A Recipe a Week: Corn Chowder
Tuesday, August 5th, 2008Poor Melissa and I have been in a bit of a rut when it comes to food, which is bad enough when you find yourself eating stir fry for the third night in a row, but really a problem when you realize you’ve had Cook Out more times in the past week than you’ve had food you cooked yourself, often with milkshakes. In the past we’ve solved this problem by implementing Project Recipe-A-Week*, which means cracking open some cookbooks, looking for an unfamiliar recipe that sounds good, and then making it. The last time we did this, we ended up adding black bean soup to our repertoire. Given the fact that I’m at home these days and Project Recipe-A-Week sounded like a great blog topic, we’re giving it another shot. This means you, dear reader, are going to get pictures and a recipe each week until we tire of it.
This week we settled on corn chowder, and looked through the Foster’s Market cookbook (one of my favorites) and another book I have called 1001 Lowfat Vegetarian Recipes. The Foster’s corn chowder recipe has roasted red pepper, which I do not love, so we used the one we found in 1001 LVR—a book that I’ve used a few times with middling (pasta salad with mozzarella) to excellent (portabella bruschetta!) results. We chose corn chowder because there’s a lot of sweet corn and potatoes right now at the farmer’s market, but much to my shame I ended up using store bought vegetables (and one homegrown herb) to make the entire thing. I couldn’t even use my farm share onion, because it had a rotten spot right in the middle. The ingredients are:
2 cups fresh (or frozen, thawed) whole kernel corn (I used fresh)
1 medium onion, diced
Vegetable oil
2 c. stock (I used vegetable stock)
2 c. cubed potatoes
½ c. sliced celery (what an odd measurement! I used two stalks)

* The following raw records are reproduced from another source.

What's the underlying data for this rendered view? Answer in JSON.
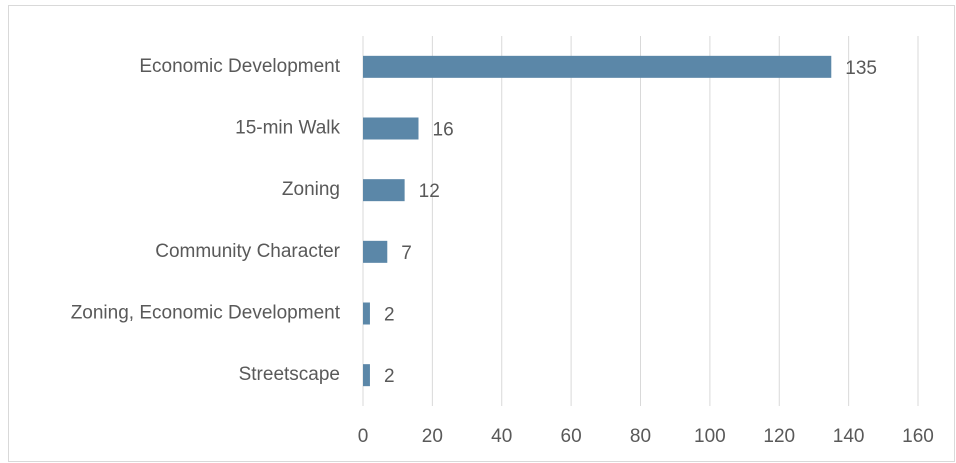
{
  "chart_data": {
    "type": "bar",
    "orientation": "horizontal",
    "categories": [
      "Economic Development",
      "15-min Walk",
      "Zoning",
      "Community Character",
      "Zoning, Economic Development",
      "Streetscape"
    ],
    "values": [
      135,
      16,
      12,
      7,
      2,
      2
    ],
    "color": "#5b87a8",
    "xlim": [
      0,
      160
    ],
    "xticks": [
      0,
      20,
      40,
      60,
      80,
      100,
      120,
      140,
      160
    ],
    "grid": true,
    "data_labels": true
  }
}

½ tsp dried thyme (I used about a teaspoon of fresh)
2 c. milk (or half and half) (we used skim milk and it was great)
Salt and pepper, and parsley or chives to garnish (I didn’t use garnish)
Here’s a picture of the meez, as a friend calls it:
You can see the fresh thyme from the garden on top of the celery and potatoes.
Here’s how you make it:
- Sauté corn and onion in a bit of vegetable oil in a large saucepan until the onion is tender.
- Process half of the corn and onion in a food processor along with all of the stock, and then return it to the saucepan.
- Add potatoes, celery, and thyme and heat to boiling. Reduce heat and simmer until the potatoes are tender (about 15-20 minutes). Add some salt and pepper, if you want it.
- Add the milk and cook until it’s hot.



I served it with some smoked mozzarella and tomato salad (mix smoked mozzarella, some tomatoes, salt, pepper, a tiny bit of olive oil, a little wine vinegar, and maybe some basil). We both loved it.
*Poor Melissa absolutely does not think of it this way. I, on the other hand, cannot think of a solution to any problem without sticking a “Project” in front of it and capitalizing the rest of the words. Hyphens give it that extra project punch.